Já foi tempo em que o estereótipo do macho lusitano era um farfalhudo bigode. Quase exigência da máscula condição. Até um sinal da profunda ruralidade que se confundia com portugalidade. A estética é tão volátil como as andanças do tempo. Houve tempo em que o bigode teve o seu templo, que o sexo masculino visitava com veneração. Hoje, os sinais da estética deixaram ao bigode um lugar anacrónico. Entre os mais novos (uma extensa faixa etária, desde que as pilosidades faciais começam a aparecer nas faces adolescentes, até, digamos que por conveniência pessoal, aos quarenta) um bigode é raridade.
Os modismos são uma tirania terrível. Convenções saídas do nada, com a espontaneidade de uma estética que emerge à superfície sem se perceber como. A certa altura, o modismo contagiou-se. Uma espécie de "passa a palavra" sobre os novos ventos da estética, sem que haja um literal "passa a palavra". São os olhos que espreitam nas imediações e se apercebem dos modismos. Uns aderem sem hesitações, entusiasmados com o último grito da estética dominante. Nem que seja para se sentirem parte da tribo que desenha as tendências que subiram ao altar da moda. Outros hesitam. Não ficam convencidos com o novo modismo, resistem até mais tarde sucumbirem perante os sinais estéticos que imperam. E depois sobram os resistentes, ou aqueles que teimam em andar para o lado contrário da maré. Dissidentes da estética que vingou.
A forma como apresentamos o rosto encerra importantes sinais identificativos, um estado de alma inteiro? Há quem pense que sim. Que é necessário mudar de aspecto quando uma página da vida é dobrada, ou quando do interior grita alto um apelo para exteriorizar diferença. Há quem seja conservador. Resista aos modismos e aparente sempre o mesmo – até quando as fases da vida se sucedem e semeiam vestígios de coisas diferentes. Contudo, as tendências que vingam deixam uma marca indelével. Hoje, por exemplo, os bigodes são olhados de soslaio, deixados no lugar da estética risível.

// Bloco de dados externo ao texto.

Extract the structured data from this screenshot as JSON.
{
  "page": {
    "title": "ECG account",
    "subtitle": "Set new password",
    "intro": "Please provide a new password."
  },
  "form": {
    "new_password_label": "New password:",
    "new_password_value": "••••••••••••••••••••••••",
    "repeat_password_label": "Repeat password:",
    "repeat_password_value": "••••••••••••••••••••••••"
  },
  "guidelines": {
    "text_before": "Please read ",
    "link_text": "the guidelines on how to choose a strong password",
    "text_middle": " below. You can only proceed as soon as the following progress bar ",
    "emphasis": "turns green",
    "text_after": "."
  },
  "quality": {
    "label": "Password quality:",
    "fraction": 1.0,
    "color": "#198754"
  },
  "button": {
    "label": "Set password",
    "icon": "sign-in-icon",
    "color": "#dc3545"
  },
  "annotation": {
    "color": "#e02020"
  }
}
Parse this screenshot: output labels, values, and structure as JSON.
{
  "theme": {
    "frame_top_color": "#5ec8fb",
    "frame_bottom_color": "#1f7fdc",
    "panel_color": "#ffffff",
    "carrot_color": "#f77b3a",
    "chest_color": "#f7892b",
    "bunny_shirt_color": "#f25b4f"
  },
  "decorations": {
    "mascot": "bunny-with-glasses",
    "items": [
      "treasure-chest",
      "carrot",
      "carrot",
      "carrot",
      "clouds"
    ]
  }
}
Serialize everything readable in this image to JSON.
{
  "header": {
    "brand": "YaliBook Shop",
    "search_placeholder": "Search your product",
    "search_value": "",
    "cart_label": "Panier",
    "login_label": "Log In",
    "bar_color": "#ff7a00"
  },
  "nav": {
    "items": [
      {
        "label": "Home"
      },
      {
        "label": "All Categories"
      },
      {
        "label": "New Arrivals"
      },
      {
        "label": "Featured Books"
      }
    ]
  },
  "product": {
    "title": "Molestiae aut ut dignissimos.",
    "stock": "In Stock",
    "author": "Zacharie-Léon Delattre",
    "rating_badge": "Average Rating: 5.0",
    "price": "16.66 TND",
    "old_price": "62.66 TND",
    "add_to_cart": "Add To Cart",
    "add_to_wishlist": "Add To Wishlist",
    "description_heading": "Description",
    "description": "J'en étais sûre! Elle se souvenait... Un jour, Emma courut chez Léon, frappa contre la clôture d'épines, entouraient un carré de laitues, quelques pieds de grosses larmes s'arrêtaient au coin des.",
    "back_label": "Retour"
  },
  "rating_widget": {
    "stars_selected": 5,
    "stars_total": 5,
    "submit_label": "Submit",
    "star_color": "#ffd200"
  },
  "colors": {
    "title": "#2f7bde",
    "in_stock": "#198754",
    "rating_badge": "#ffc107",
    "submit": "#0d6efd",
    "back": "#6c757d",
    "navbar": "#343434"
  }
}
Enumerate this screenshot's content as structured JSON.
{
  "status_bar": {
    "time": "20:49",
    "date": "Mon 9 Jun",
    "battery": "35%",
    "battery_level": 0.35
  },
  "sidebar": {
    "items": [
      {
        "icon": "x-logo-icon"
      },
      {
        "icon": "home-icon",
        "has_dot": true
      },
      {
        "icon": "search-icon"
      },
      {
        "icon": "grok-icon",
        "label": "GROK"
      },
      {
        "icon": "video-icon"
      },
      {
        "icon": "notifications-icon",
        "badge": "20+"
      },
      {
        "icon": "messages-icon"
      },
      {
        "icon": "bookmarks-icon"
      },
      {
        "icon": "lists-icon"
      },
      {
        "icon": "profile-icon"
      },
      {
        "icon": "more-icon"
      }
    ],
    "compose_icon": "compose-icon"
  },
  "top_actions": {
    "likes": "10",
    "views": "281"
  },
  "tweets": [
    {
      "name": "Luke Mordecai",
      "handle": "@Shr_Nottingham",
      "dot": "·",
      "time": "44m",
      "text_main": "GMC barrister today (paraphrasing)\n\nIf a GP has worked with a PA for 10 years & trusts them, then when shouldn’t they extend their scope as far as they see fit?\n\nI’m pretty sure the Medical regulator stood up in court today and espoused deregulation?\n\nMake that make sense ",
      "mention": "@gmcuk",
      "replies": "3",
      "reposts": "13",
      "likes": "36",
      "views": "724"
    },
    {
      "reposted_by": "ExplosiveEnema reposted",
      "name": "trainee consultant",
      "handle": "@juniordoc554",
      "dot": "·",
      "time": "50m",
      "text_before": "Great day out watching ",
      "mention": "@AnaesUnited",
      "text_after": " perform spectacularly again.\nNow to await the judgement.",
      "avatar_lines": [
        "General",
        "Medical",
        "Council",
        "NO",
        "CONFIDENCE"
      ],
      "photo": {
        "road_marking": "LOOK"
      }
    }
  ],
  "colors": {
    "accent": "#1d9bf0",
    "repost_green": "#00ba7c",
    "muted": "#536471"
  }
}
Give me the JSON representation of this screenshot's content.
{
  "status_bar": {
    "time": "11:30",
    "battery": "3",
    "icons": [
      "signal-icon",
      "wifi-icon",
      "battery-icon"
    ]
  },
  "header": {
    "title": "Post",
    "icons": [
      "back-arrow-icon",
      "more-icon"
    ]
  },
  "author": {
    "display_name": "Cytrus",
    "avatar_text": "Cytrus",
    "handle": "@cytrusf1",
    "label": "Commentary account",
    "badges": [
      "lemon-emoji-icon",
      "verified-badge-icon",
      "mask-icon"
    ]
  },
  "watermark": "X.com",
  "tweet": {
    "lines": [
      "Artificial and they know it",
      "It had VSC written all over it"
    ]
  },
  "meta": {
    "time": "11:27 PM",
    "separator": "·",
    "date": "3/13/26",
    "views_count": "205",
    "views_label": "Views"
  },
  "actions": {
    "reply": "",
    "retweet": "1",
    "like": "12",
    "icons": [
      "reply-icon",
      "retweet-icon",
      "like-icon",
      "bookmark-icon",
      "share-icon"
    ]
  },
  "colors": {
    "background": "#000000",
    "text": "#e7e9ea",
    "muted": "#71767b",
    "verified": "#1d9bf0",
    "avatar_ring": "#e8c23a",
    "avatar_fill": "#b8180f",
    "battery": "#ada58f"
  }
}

O recurso à memória é a prova. Entre as pessoas com que nos relacionamos e aquelas que surgem na praça pública escasseiam os bigodes. Estenda-se o exercício a uma vertente inter-temporal: ver fotografias de há vinte ou trinta anos e olhar para a mesma cara retratada hoje; entre os muitos bigodes de então e o quase deserto de hoje. O modismo que triunfou, o modismo assassino de bigodes, é inter-geracional. Os mais novos não usam bigode, nunca o usaram. Os mais velhos, que outrora foram orgulhosos hospedeiros de espaventosa bigodaça, renderam-se à estética que vingou: ou raparam os bigodes, ou prolongaram-nos para hirsuta ou rala barba. A estética do momento ditou o funeral momentâneo dos bigodes.
A idiossincrasia de um povo é feita de muitos aspectos. No século passado, quando houve muita emigração lusitana para países europeus mais ricos, ficou registado o estereótipo do macho lusitano dotado de imponente bigode. Agora libertámo-nos desse estereótipo. E se há legado que podemos ter deixado – um legado que não prima pelo orgulho, pois é motivo de chacota, um meio de desconsideração da portugalidade – é o do bigode. Nas entrelinhas de algum imaginário feminino, porventura a imagem do macho viril que as nórdicas buscam em época estival. Por causa desse imaginário, diz-se, desaguam nos fundilhos da Europa em demanda dos prazeres que os pouco másculos concidadãos lhes consentem. Tenho para mim que isto é uma lengalenga para consumo doméstico dos machos lusitanos: um auto-convencimento das façanhas que só eles conseguem alcançar, como se houvesse uma divina distribuição de dotes pelos nativos. Era então que ostentavam bigode como o sinal de identificação que saciava o cio nórdico.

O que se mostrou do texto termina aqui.